Artist Rendering Walker Drive

An artist rendering of the proposed row house project at 535 and 555 Walker Drive in Mountain View, Calif. (Courtesy Katia Kamangar/SummerHill Homes)

Kamangar said the units are targeted to millennials, who are “open to more compact housing sizes and less traditional open space formats such as communal gathering spaces.” To court this demographic, units will include rooftop gardens with decks in addition to the lower price point. The site’s proximity to the 85 and 101 freeways and Google also makes it a coveted spot for commuters.

The city requires through their below-market-rate housing ordinance that developers set aside 10 percent of all new housing units for low and moderate-income renters. But developers can opt to pay an in-lieu fee instead. In-lieu fees are used by the city to develop affordable housing units and support housing programs. According to the proposal, SummerHill plans to comply with the city’s ordinance requirements through payment of these in-lieu fees.

If forced to move, tenants at Moffett Manor would be eligible for Tenant Relocation Assistance, though it may not be enough for those who live in rent-controlled units. Part of this assistance includes the cash equivalent of three months median market rent for comparable apartments, according to the 2010 ordinance.
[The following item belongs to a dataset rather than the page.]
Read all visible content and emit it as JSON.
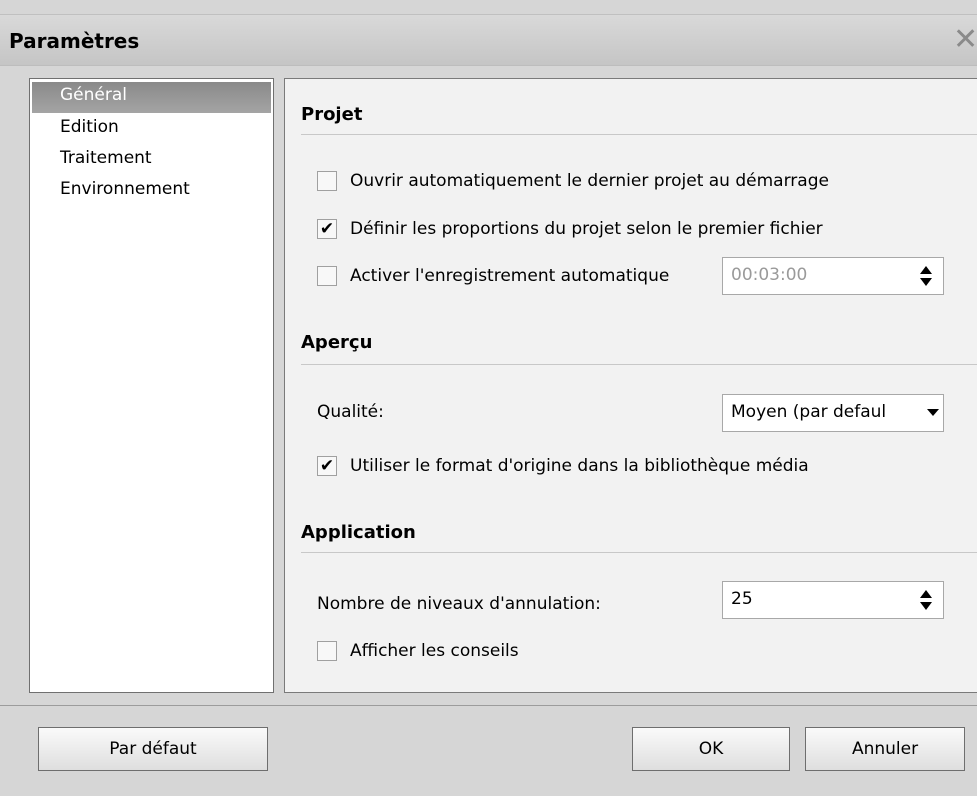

Stephanie, a resident of Moffett Manor for three years who did not want to give her last name because of privacy concerns, said in an email that she was “very sad” when she first heard of the project.

“We like living here, we like our neighbors, and while the buildings are old, this is our home,” she said. “Now, I feel angry and a little scared for my neighbors. It doesn’t seem like the right thing to do, to knock down a complex full of rent controlled housing to put in expensive townhouses.”

Stephanie also said if the proposal is approved, “we’re looking at moving, maybe to the Seattle area. All my neighbors I’ve talked to are probably going to have to leave the Bay Area or at least Mountain View.”

SummerHill will make changes to design plans based on feedback and expects to revisit the proposal with Council by summer 2018. The proposal would be subject to public hearings before a final vote.